Jazz Money

infinite iterative piece welcomes you to find what you didn’t know you were seeking. A poem created just now, just for you, appearing through chance and hope and randomising software. infinite iterative piece is compiled of all the lost lines that didn’t become poems, the photos and footage that feel more like poetry, the ideas that shouldn’t go together, and the narratives that they tell.

Presented across three screens the words and images chop and change in a randomised configuration creating new experiences for each viewer. The screens create something of a digital ‘exquisite corpse’ where neither creator nor audience know what will be revealed in any single moment. The work can continue to grow and expand as more lines are added with time, a vessel for infinite questions and answers.

The work brings together two enquiries by the artist – poetry and film – and in particular the synergies between these mediums. Both poetry and film editing in particular take a preexisting language or set of images and arrange them in complimentary, contrasting or contradictory ways to communicate something to an audience. In that pairing, you create a third space where new knowledges are revealed.

By presenting the work in this randomised way, infinite iterative piece reflects both the overload of content and imagery that exists in our world, and the very human desire to make meaning of all that input. The poetics of life often reveal themselves to us in surprising ways, and infinite iterative piece seeks to be a gift for audiences looking for pause and beauty within the chaos.

Are you a morning or a night person? I am an aspirational morning person but it doesn’t always come naturally.

Is there a sound or song that prompts a where or when for you? Oh so many! Different bird songs remind me of being a kid growing up in the bush. Pop songs transport me to who I was when I first heard them. Different languages remind me of travels or friends. I am a very nostalgic person so I love revisiting past experi- ences through different sensory invitations.

Is there something you’ve always collected? I have collecting (hoarding) tendencies – my work for Between Waves is sort of about that exact impulse. Ever since I was small I’ve especially loved collecting bits of paper, vintage postcards, old books, notepads and any sort of 2D scraps. Now I often justify holding onto these things for potential artworks, but as yet I haven’t made any work from them!

Where do you feel the most at connected / where do you feel the most disconnected? Bodies of fresh water are my favourite place to be. I don’t assume that I am necessarily always welcome and so I go gently and listen deeply, but when I feel a welcoming connection those special places are always my favourite.

What scares you the most right now / what inspires you? I have huge climate anxiety and am deeply afraid of impending climate collapse. But I am inspired by the love, care and responsibility First Nations mob from around the world have for our Countries and believe that will be the only thing that can truly save us from disaster.

Through the process of making your new commission for Between Waves, what has been revealed and/or become more obscured? Making infinite iterative piece has given me a place to put an endlessly long list of lines, ideas and images. Leaving things to chance has made me feel more relaxed in how to engage with these things: to relinquish them to the world and to allow process to lead.

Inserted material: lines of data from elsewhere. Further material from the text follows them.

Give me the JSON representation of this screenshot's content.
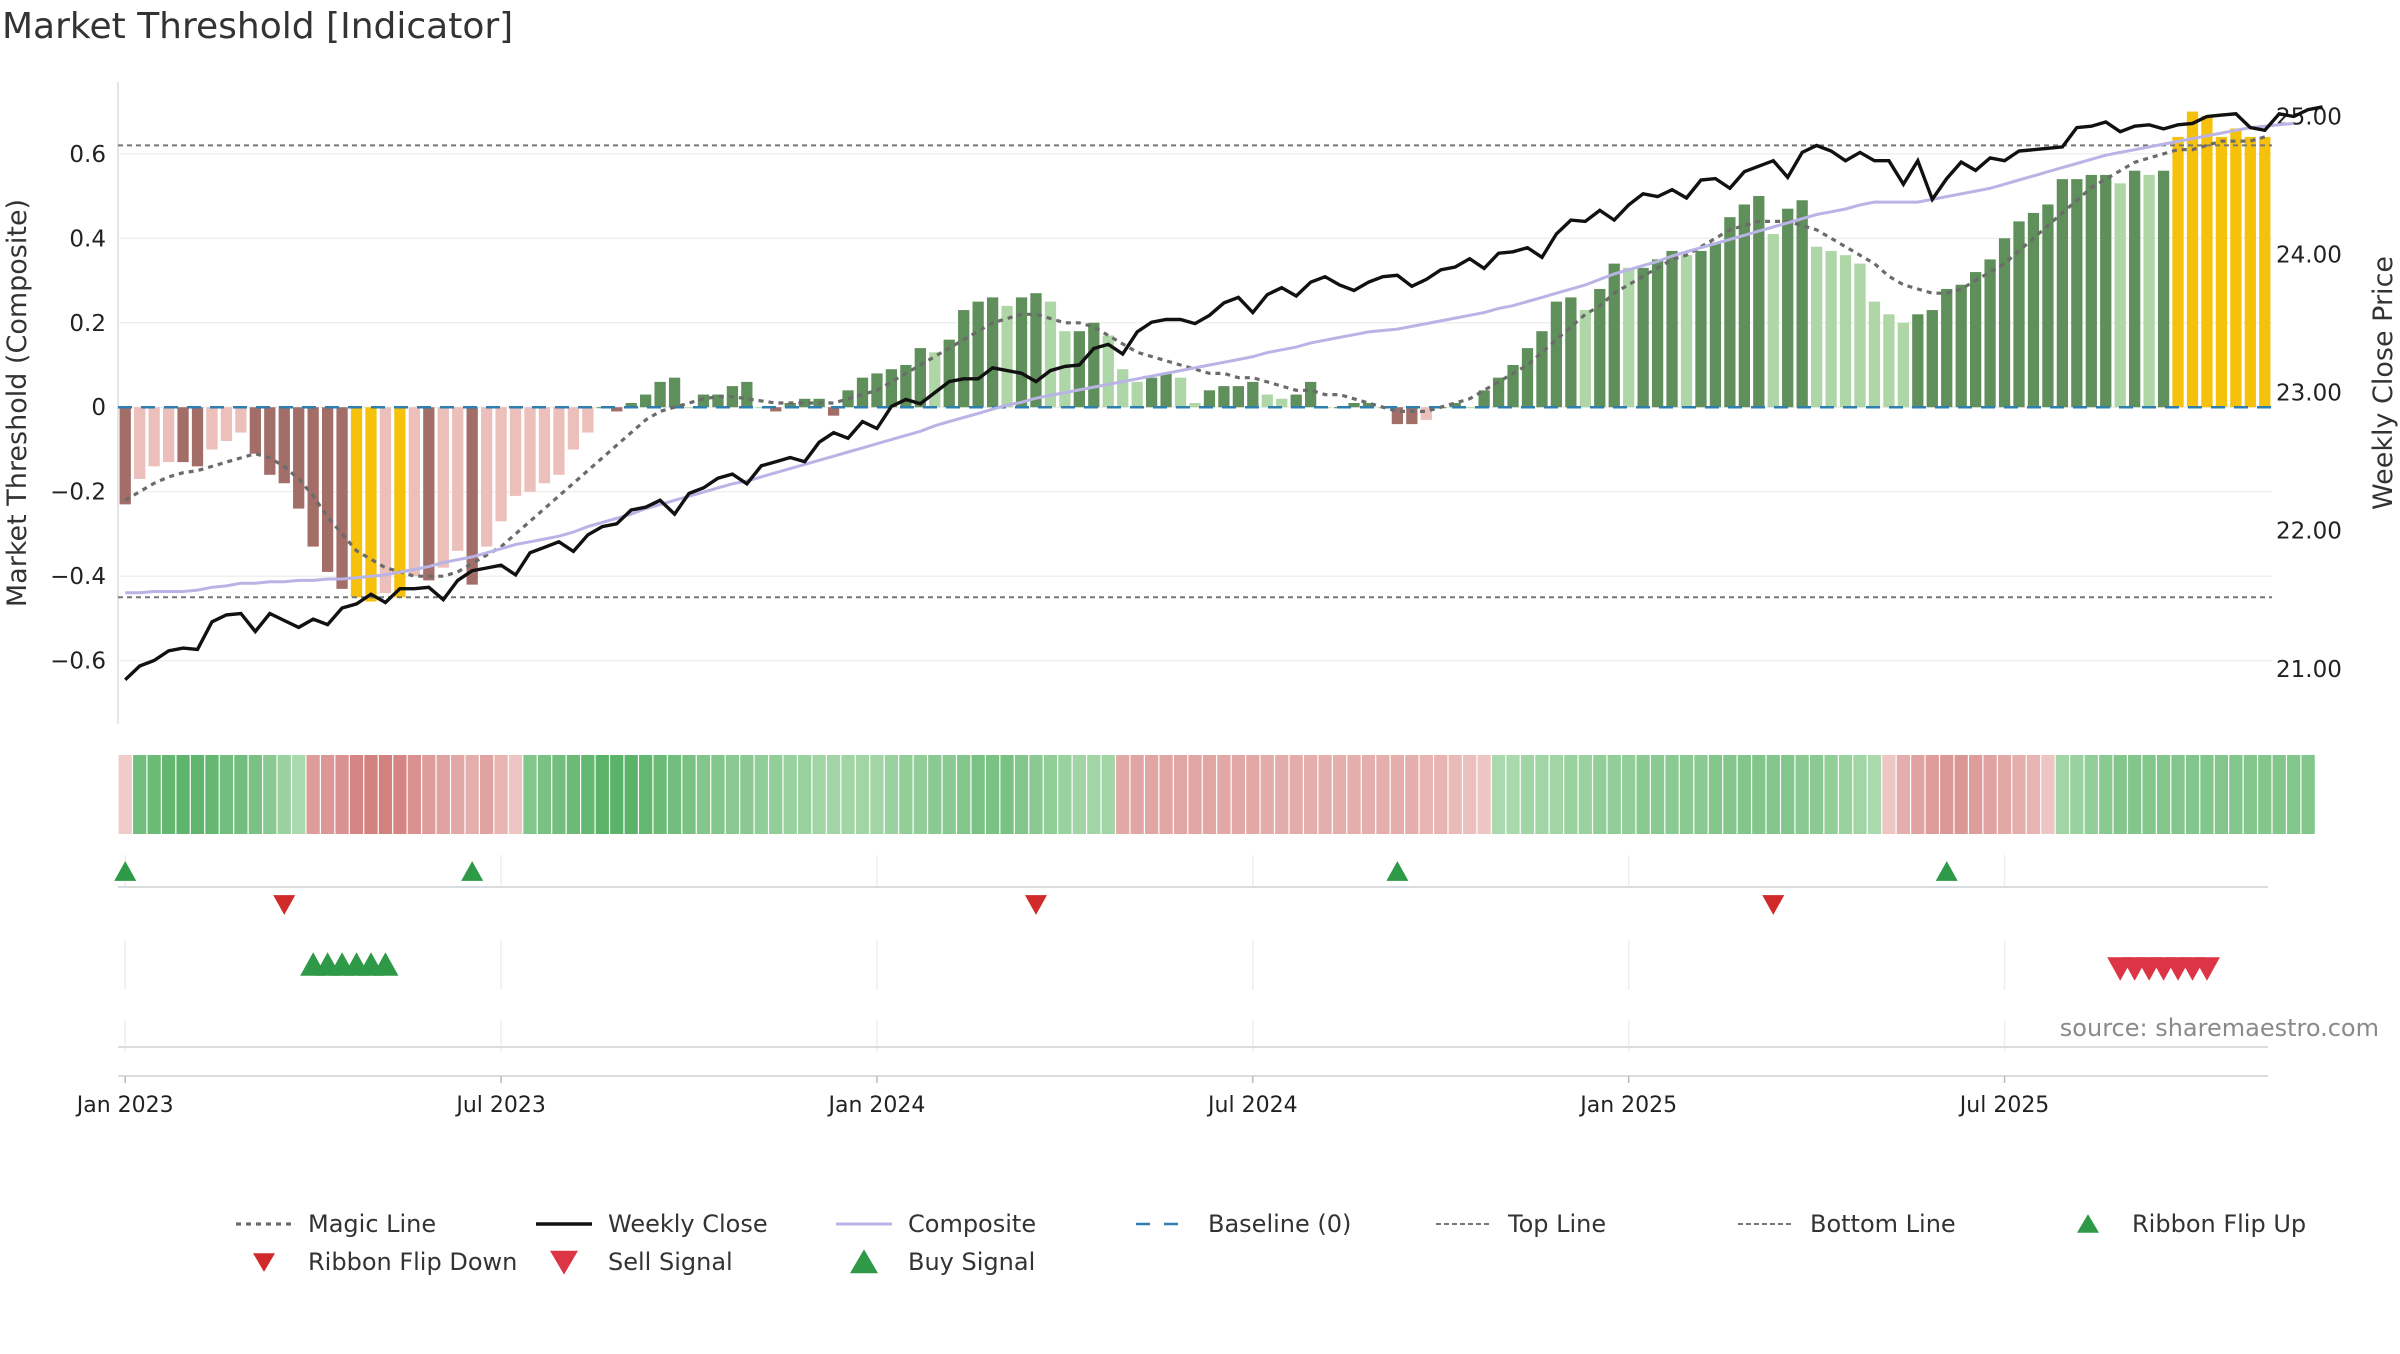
{
  "title": "Market Threshold [Indicator]",
  "source": "source: sharemaestro.com",
  "colors": {
    "magic_line": "#6b6b6b",
    "weekly_close": "#111111",
    "composite": "#b9b3e6",
    "baseline": "#2e7fb0",
    "ref_line": "#777777",
    "ribbon_flip_up": "#2e9a48",
    "ribbon_flip_down": "#d02a2a",
    "sell_signal": "#dc3545",
    "buy_signal": "#2e9a48",
    "extreme_bar": "#f5c10a"
  },
  "chart_data": {
    "type": "bar",
    "title": "Market Threshold [Indicator]",
    "ylabel": "Market Threshold (Composite)",
    "y2label": "Weekly Close Price",
    "ylim": [
      -0.75,
      0.77
    ],
    "y2lim": [
      20.6,
      25.25
    ],
    "yticks": [
      {
        "value": 0.6,
        "label": "0.6"
      },
      {
        "value": 0.4,
        "label": "0.4"
      },
      {
        "value": 0.2,
        "label": "0.2"
      },
      {
        "value": 0,
        "label": "0"
      },
      {
        "value": -0.2,
        "label": "−0.2"
      },
      {
        "value": -0.4,
        "label": "−0.4"
      },
      {
        "value": -0.6,
        "label": "−0.6"
      }
    ],
    "y2ticks": [
      {
        "value": 25.0,
        "label": "25.00"
      },
      {
        "value": 24.0,
        "label": "24.00"
      },
      {
        "value": 23.0,
        "label": "23.00"
      },
      {
        "value": 22.0,
        "label": "22.00"
      },
      {
        "value": 21.0,
        "label": "21.00"
      }
    ],
    "xticks": [
      {
        "week": 1,
        "label": "Jan 2023"
      },
      {
        "week": 27,
        "label": "Jul 2023"
      },
      {
        "week": 53,
        "label": "Jan 2024"
      },
      {
        "week": 79,
        "label": "Jul 2024"
      },
      {
        "week": 105,
        "label": "Jan 2025"
      },
      {
        "week": 131,
        "label": "Jul 2025"
      }
    ],
    "top_line": 0.62,
    "bottom_line": -0.45,
    "composite_bars": [
      -0.23,
      -0.17,
      -0.14,
      -0.13,
      -0.13,
      -0.14,
      -0.1,
      -0.08,
      -0.06,
      -0.11,
      -0.16,
      -0.18,
      -0.24,
      -0.33,
      -0.39,
      -0.43,
      -0.45,
      -0.46,
      -0.44,
      -0.45,
      -0.4,
      -0.41,
      -0.38,
      -0.34,
      -0.42,
      -0.33,
      -0.27,
      -0.21,
      -0.2,
      -0.18,
      -0.16,
      -0.1,
      -0.06,
      0,
      -0.01,
      0.01,
      0.03,
      0.06,
      0.07,
      0,
      0.03,
      0.03,
      0.05,
      0.06,
      0,
      -0.01,
      0.01,
      0.02,
      0.02,
      -0.02,
      0.04,
      0.07,
      0.08,
      0.09,
      0.1,
      0.14,
      0.13,
      0.16,
      0.23,
      0.25,
      0.26,
      0.24,
      0.26,
      0.27,
      0.25,
      0.18,
      0.18,
      0.2,
      0.17,
      0.09,
      0.06,
      0.07,
      0.08,
      0.07,
      0.01,
      0.04,
      0.05,
      0.05,
      0.06,
      0.03,
      0.02,
      0.03,
      0.06,
      0,
      0,
      0.01,
      0.01,
      0,
      -0.04,
      -0.04,
      -0.03,
      0,
      0.01,
      0,
      0.04,
      0.07,
      0.1,
      0.14,
      0.18,
      0.25,
      0.26,
      0.23,
      0.28,
      0.34,
      0.33,
      0.33,
      0.35,
      0.37,
      0.36,
      0.37,
      0.39,
      0.45,
      0.48,
      0.5,
      0.41,
      0.47,
      0.49,
      0.38,
      0.37,
      0.36,
      0.34,
      0.25,
      0.22,
      0.2,
      0.22,
      0.23,
      0.28,
      0.29,
      0.32,
      0.35,
      0.4,
      0.44,
      0.46,
      0.48,
      0.54,
      0.54,
      0.55,
      0.55,
      0.53,
      0.56,
      0.55,
      0.56,
      0.64,
      0.7,
      0.69,
      0.64,
      0.66,
      0.64,
      0.64
    ],
    "weekly_close": [
      20.92,
      21.02,
      21.06,
      21.13,
      21.15,
      21.14,
      21.34,
      21.39,
      21.4,
      21.27,
      21.4,
      21.35,
      21.3,
      21.36,
      21.32,
      21.44,
      21.47,
      21.54,
      21.48,
      21.58,
      21.58,
      21.59,
      21.5,
      21.64,
      21.71,
      21.73,
      21.75,
      21.68,
      21.84,
      21.88,
      21.92,
      21.85,
      21.97,
      22.03,
      22.05,
      22.15,
      22.17,
      22.22,
      22.12,
      22.27,
      22.31,
      22.38,
      22.41,
      22.34,
      22.47,
      22.5,
      22.53,
      22.5,
      22.64,
      22.71,
      22.67,
      22.79,
      22.74,
      22.9,
      22.95,
      22.92,
      23.0,
      23.08,
      23.1,
      23.1,
      23.18,
      23.16,
      23.14,
      23.08,
      23.16,
      23.19,
      23.2,
      23.32,
      23.35,
      23.28,
      23.44,
      23.51,
      23.53,
      23.53,
      23.5,
      23.56,
      23.65,
      23.69,
      23.58,
      23.71,
      23.76,
      23.7,
      23.8,
      23.84,
      23.78,
      23.74,
      23.8,
      23.84,
      23.85,
      23.77,
      23.82,
      23.89,
      23.91,
      23.97,
      23.9,
      24.01,
      24.02,
      24.05,
      23.98,
      24.15,
      24.25,
      24.24,
      24.32,
      24.25,
      24.36,
      24.44,
      24.42,
      24.47,
      24.41,
      24.54,
      24.55,
      24.48,
      24.6,
      24.64,
      24.68,
      24.56,
      24.74,
      24.79,
      24.75,
      24.68,
      24.74,
      24.68,
      24.68,
      24.51,
      24.68,
      24.4,
      24.55,
      24.67,
      24.61,
      24.7,
      24.68,
      24.75,
      24.76,
      24.77,
      24.78,
      24.92,
      24.93,
      24.96,
      24.89,
      24.93,
      24.94,
      24.91,
      24.94,
      24.95,
      25.0,
      25.01,
      25.02,
      24.92,
      24.9,
      25.02,
      25.0,
      25.05,
      25.07
    ],
    "composite_line": [
      21.55,
      21.55,
      21.56,
      21.56,
      21.56,
      21.57,
      21.59,
      21.6,
      21.62,
      21.62,
      21.63,
      21.63,
      21.64,
      21.64,
      21.65,
      21.65,
      21.66,
      21.67,
      21.68,
      21.7,
      21.72,
      21.74,
      21.77,
      21.79,
      21.81,
      21.84,
      21.87,
      21.9,
      21.92,
      21.94,
      21.96,
      21.99,
      22.03,
      22.06,
      22.09,
      22.12,
      22.16,
      22.19,
      22.22,
      22.25,
      22.28,
      22.31,
      22.34,
      22.36,
      22.39,
      22.42,
      22.45,
      22.48,
      22.51,
      22.54,
      22.57,
      22.6,
      22.63,
      22.66,
      22.69,
      22.72,
      22.76,
      22.79,
      22.82,
      22.85,
      22.88,
      22.91,
      22.93,
      22.96,
      22.98,
      23.0,
      23.02,
      23.04,
      23.06,
      23.08,
      23.1,
      23.12,
      23.14,
      23.16,
      23.18,
      23.2,
      23.22,
      23.24,
      23.26,
      23.29,
      23.31,
      23.33,
      23.36,
      23.38,
      23.4,
      23.42,
      23.44,
      23.45,
      23.46,
      23.48,
      23.5,
      23.52,
      23.54,
      23.56,
      23.58,
      23.61,
      23.63,
      23.66,
      23.69,
      23.72,
      23.75,
      23.78,
      23.82,
      23.86,
      23.89,
      23.92,
      23.95,
      23.99,
      24.02,
      24.05,
      24.08,
      24.11,
      24.14,
      24.17,
      24.2,
      24.23,
      24.26,
      24.29,
      24.31,
      24.33,
      24.36,
      24.38,
      24.38,
      24.38,
      24.38,
      24.4,
      24.42,
      24.44,
      24.46,
      24.48,
      24.51,
      24.54,
      24.57,
      24.6,
      24.63,
      24.66,
      24.69,
      24.72,
      24.74,
      24.76,
      24.78,
      24.8,
      24.82,
      24.84,
      24.86,
      24.88,
      24.9,
      24.92,
      24.93,
      24.94,
      24.95
    ],
    "magic_line": [
      -0.22,
      -0.2,
      -0.18,
      -0.165,
      -0.155,
      -0.15,
      -0.14,
      -0.13,
      -0.12,
      -0.11,
      -0.12,
      -0.14,
      -0.17,
      -0.21,
      -0.26,
      -0.3,
      -0.34,
      -0.36,
      -0.38,
      -0.39,
      -0.4,
      -0.4,
      -0.4,
      -0.39,
      -0.37,
      -0.35,
      -0.33,
      -0.3,
      -0.27,
      -0.24,
      -0.21,
      -0.18,
      -0.15,
      -0.12,
      -0.09,
      -0.06,
      -0.03,
      -0.01,
      0,
      0.01,
      0.02,
      0.025,
      0.025,
      0.02,
      0.015,
      0.01,
      0.01,
      0.01,
      0.01,
      0.01,
      0.02,
      0.03,
      0.04,
      0.06,
      0.08,
      0.1,
      0.12,
      0.14,
      0.16,
      0.18,
      0.2,
      0.21,
      0.22,
      0.22,
      0.21,
      0.2,
      0.2,
      0.19,
      0.17,
      0.15,
      0.13,
      0.12,
      0.11,
      0.1,
      0.09,
      0.08,
      0.08,
      0.07,
      0.07,
      0.06,
      0.05,
      0.04,
      0.04,
      0.03,
      0.03,
      0.02,
      0.01,
      0,
      -0.01,
      -0.01,
      -0.01,
      0,
      0.01,
      0.02,
      0.04,
      0.06,
      0.08,
      0.1,
      0.13,
      0.16,
      0.19,
      0.22,
      0.24,
      0.27,
      0.29,
      0.31,
      0.33,
      0.35,
      0.36,
      0.38,
      0.4,
      0.42,
      0.43,
      0.44,
      0.44,
      0.44,
      0.43,
      0.42,
      0.4,
      0.38,
      0.36,
      0.34,
      0.31,
      0.29,
      0.28,
      0.27,
      0.27,
      0.28,
      0.3,
      0.32,
      0.34,
      0.37,
      0.4,
      0.43,
      0.46,
      0.49,
      0.52,
      0.54,
      0.56,
      0.58,
      0.59,
      0.6,
      0.61,
      0.61,
      0.62,
      0.63,
      0.63,
      0.63,
      0.64
    ],
    "ribbon_values": [
      -0.1,
      0.6,
      0.65,
      0.7,
      0.72,
      0.72,
      0.7,
      0.6,
      0.6,
      0.55,
      0.45,
      0.35,
      0.25,
      -0.5,
      -0.55,
      -0.6,
      -0.7,
      -0.75,
      -0.75,
      -0.7,
      -0.6,
      -0.5,
      -0.45,
      -0.4,
      -0.35,
      -0.45,
      -0.3,
      -0.15,
      0.5,
      0.55,
      0.6,
      0.65,
      0.7,
      0.75,
      0.75,
      0.75,
      0.7,
      0.65,
      0.6,
      0.55,
      0.5,
      0.5,
      0.45,
      0.45,
      0.4,
      0.4,
      0.35,
      0.35,
      0.3,
      0.3,
      0.3,
      0.3,
      0.3,
      0.35,
      0.4,
      0.4,
      0.45,
      0.45,
      0.5,
      0.55,
      0.55,
      0.55,
      0.5,
      0.45,
      0.4,
      0.35,
      0.3,
      0.3,
      0.3,
      -0.4,
      -0.42,
      -0.42,
      -0.42,
      -0.42,
      -0.42,
      -0.42,
      -0.4,
      -0.4,
      -0.4,
      -0.38,
      -0.38,
      -0.38,
      -0.35,
      -0.35,
      -0.35,
      -0.35,
      -0.35,
      -0.35,
      -0.35,
      -0.35,
      -0.3,
      -0.3,
      -0.25,
      -0.2,
      -0.15,
      0.25,
      0.25,
      0.3,
      0.3,
      0.3,
      0.35,
      0.35,
      0.4,
      0.4,
      0.4,
      0.45,
      0.45,
      0.45,
      0.45,
      0.45,
      0.5,
      0.5,
      0.5,
      0.5,
      0.5,
      0.5,
      0.45,
      0.45,
      0.4,
      0.35,
      0.3,
      0.25,
      -0.15,
      -0.35,
      -0.45,
      -0.5,
      -0.55,
      -0.55,
      -0.5,
      -0.45,
      -0.4,
      -0.35,
      -0.3,
      -0.15,
      0.3,
      0.35,
      0.4,
      0.45,
      0.5,
      0.5,
      0.5,
      0.5,
      0.5,
      0.5,
      0.5,
      0.5,
      0.5,
      0.5,
      0.5,
      0.5,
      0.5,
      0.5
    ],
    "ribbon_flip_up_weeks": [
      1,
      25,
      89,
      127
    ],
    "ribbon_flip_down_weeks": [
      12,
      64,
      115
    ],
    "buy_signal_weeks": [
      14,
      15,
      16,
      17,
      18,
      19
    ],
    "sell_signal_weeks": [
      139,
      140,
      141,
      142,
      143,
      144,
      145
    ],
    "legend": [
      {
        "key": "magic",
        "label": "Magic Line"
      },
      {
        "key": "close",
        "label": "Weekly Close"
      },
      {
        "key": "composite",
        "label": "Composite"
      },
      {
        "key": "baseline",
        "label": "Baseline (0)"
      },
      {
        "key": "top",
        "label": "Top Line"
      },
      {
        "key": "bottom",
        "label": "Bottom Line"
      },
      {
        "key": "flipup",
        "label": "Ribbon Flip Up"
      },
      {
        "key": "flipdown",
        "label": "Ribbon Flip Down"
      },
      {
        "key": "sell",
        "label": "Sell Signal"
      },
      {
        "key": "buy",
        "label": "Buy Signal"
      }
    ],
    "legend_position": "bottom"
  }
}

born 1992, Cammeraygal Country/Sydney
lives and works on Gadigal Country, New South Wales

Jazz Money is a Wiradjuri poet and artist whose creative and cultural practice encompasses installation, performance, film, and text-based works. Across these mediums Money’s practice is centred around questions of narrative and legacy: place memory, First Nations memory, colonial memory and the stories that we tell to construct national and personal identity.

Their writing has been widely published and performed nationally and internationally, and performed on stages around the world, including TEDxSydney, Australia; Edinburgh International Book Festival, Scotland; Sydney Opera House, Australia; Literature Live! Mumbai, India; Performance Space New York, United States; Auckland Writers Festival, New Zealand; PEN International, online; among other arts and literary festivals.

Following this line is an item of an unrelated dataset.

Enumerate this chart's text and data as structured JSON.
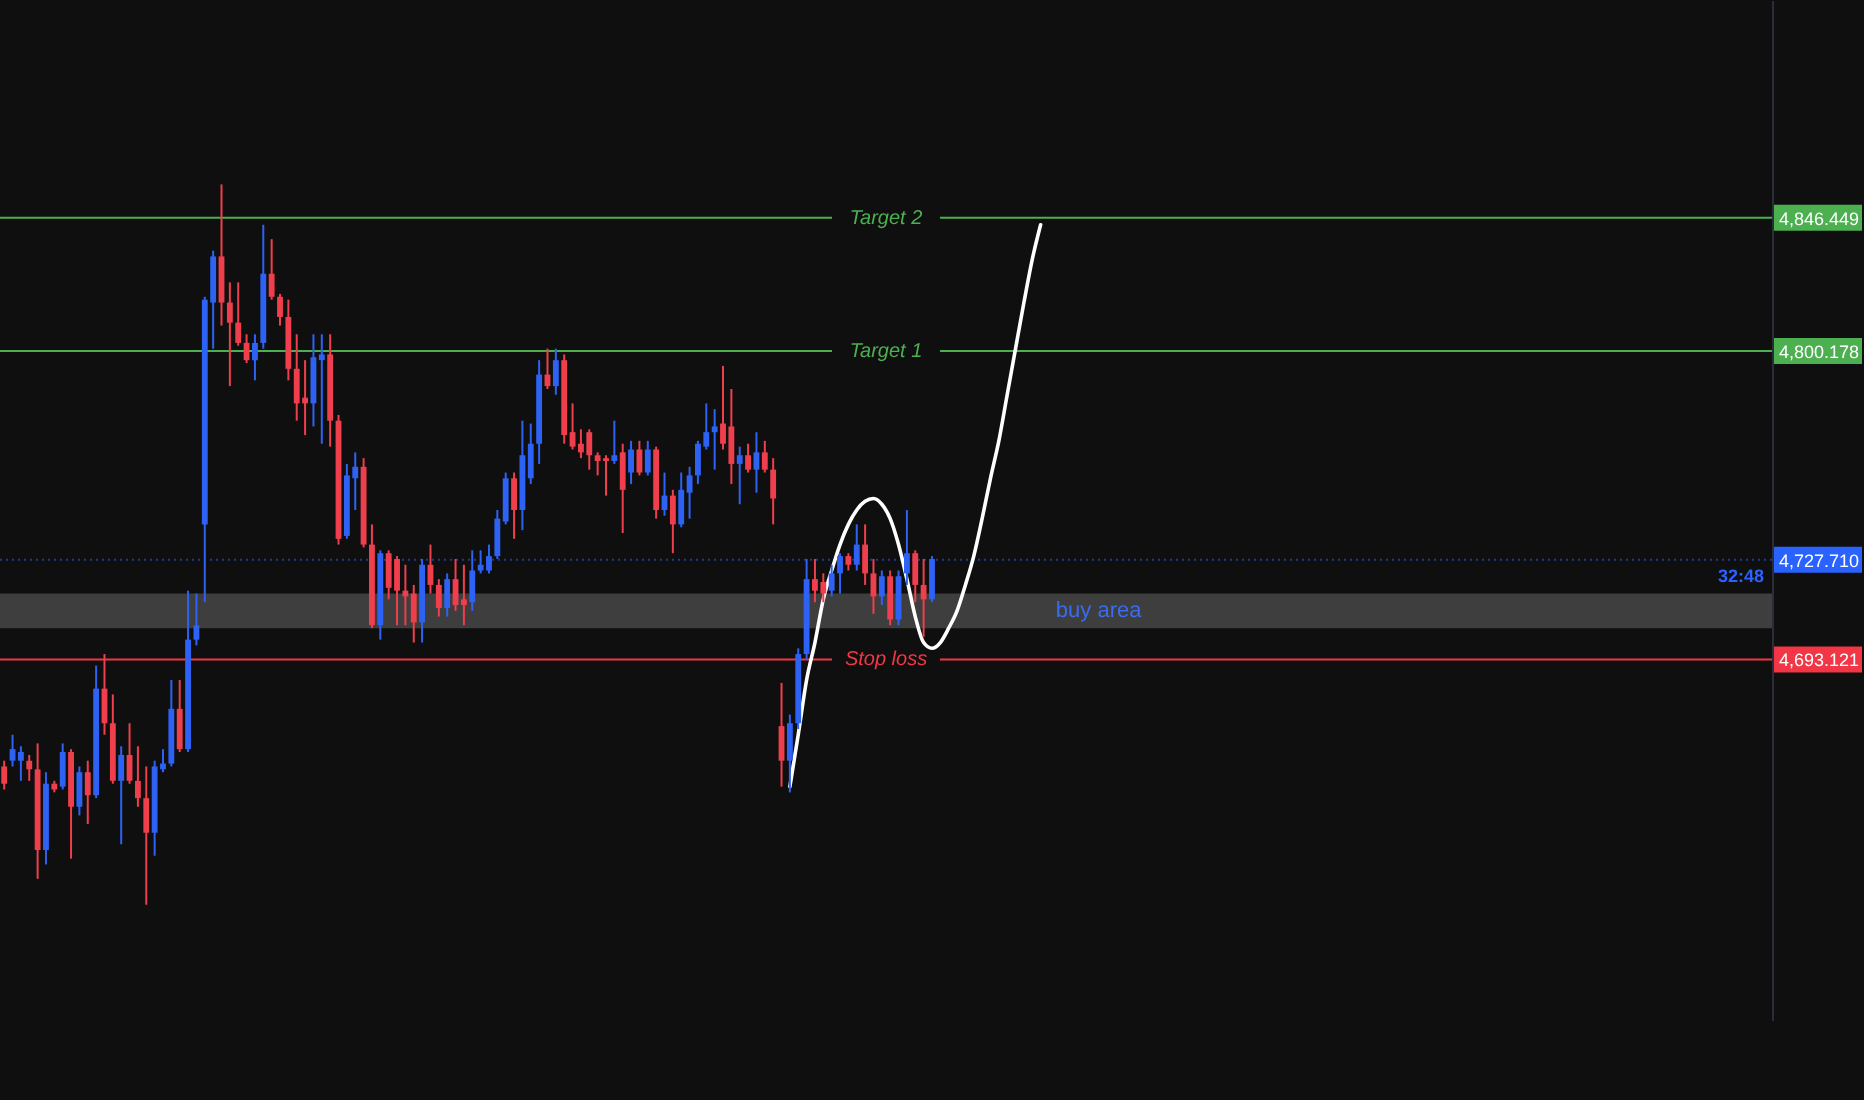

Jazz’s first poetry collection, the best-selling how to make a basket, 2021, published by University of Queensland Press, was the winner of the David Unaipon Award in 2020. Money was awarded the Australia Council for the Arts’ prestigious Dreaming Award in 2022.

Money has presented work in a range of national exhibitions including With Textual Consent, La Trobe Art Institute, 2023; How I See It, ACMI, 2022; Primavera 2022: Young Australian Artists, Museum of Contemporary Art Australia, 2022; Eucalyptusdom, Museum of Applied Arts and Science, Sydney, 2021, and Fremantle Biennale: Crossings, for Fremantle Biennale, 2021. Money’s major feature film WINHANGANHA, 2023, commissioned by the National Film and Sound Archive, will premiere at the British Film Institute in London before an international and national tour.

Money’s work is held in major national collecting institutions Artbank, Australia; ACMI, Melbourne; La Trobe University, Melbourne; and University of Sydney Libraries, Sydney.

Money is a Clothing Store resident artist at Carriageworks in Sydney, 2023.